2. The method of teaching that IB utilizes for their students is way different from the methods used in other board programs. Generally, it has been seen that CBSE students are persistant to stuff their syllabus, which is the definite opposite of what IB school students are used to.
But these shortcomings can easily be conquered by registering your child in a PYP program as early as possible.
Subjects in the Primary Years Program (PYP) are:
1. Language
2. Social Studies
3. Mathematics
4. Science and Technology
5. Arts
6. Personal, Social and Physical education
The IB Diploma is most successful a “university preparation program”, in that it teaches you skills and methods of learning that will prepare you to perform better at a tertiary education level.
After two years of practice, it’s fair to say that you will have grasped basic skills such as university style report and essay writing, source commending, and how to run self-supporting research.
So when you get to university and your first assignment is a 4,000-word research report complete with academic references, this won’t come as a shock because you’ve been there, done that in the Extended Essay (EE) component of the IB.
While other students are looking up for reference guides and working out how to form such a long essay, you’ll be on your body paragraph, keeping up with source excerpt as you go.
More in general, you’ll be an expert at time management and self-study.
The IB’s heavy assigned work stresses you to get into good learning habits and work on ways to better manage your time, and these are necessarily key skills for university, where you’ll be in charge of your own learning.
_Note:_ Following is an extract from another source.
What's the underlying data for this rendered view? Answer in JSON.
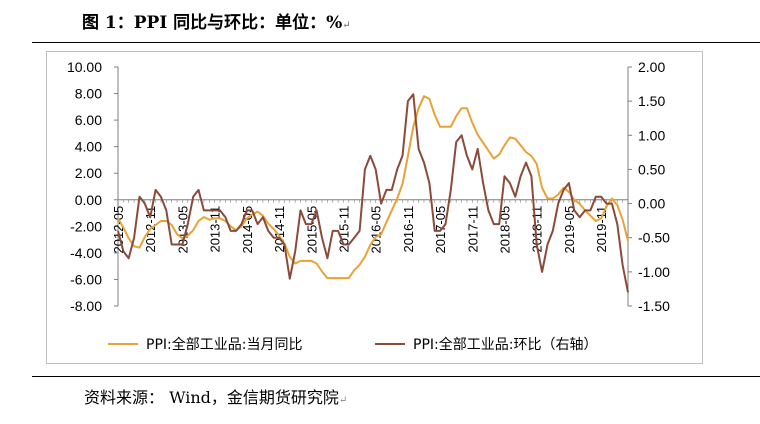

Many students begin university being in a difficult situation and have a hard time getting habituated to the great leap, but not IB students! IB subjects specially the higher level ones) are equal with first year university content, which will also make your change simpler.
In the IB, you are not approved on your potential to remember facts and theories (which could be said for other curriculums), but rather your capability to interpret how facts are introduced and how theories are applied.
Not only this, but you will have learned how to think in depth. That is, how to perceive things from other prospect and not to cloud judgment with predetermined ideas and faiths. The philosophy-based component of the course, Theory of Knowledge (TOK), will train you to think outside the box and evolve a probing mind.
This elaborate thinking is compulsory for university, where you’ll be wide open to many distinct concepts, opinions, and people.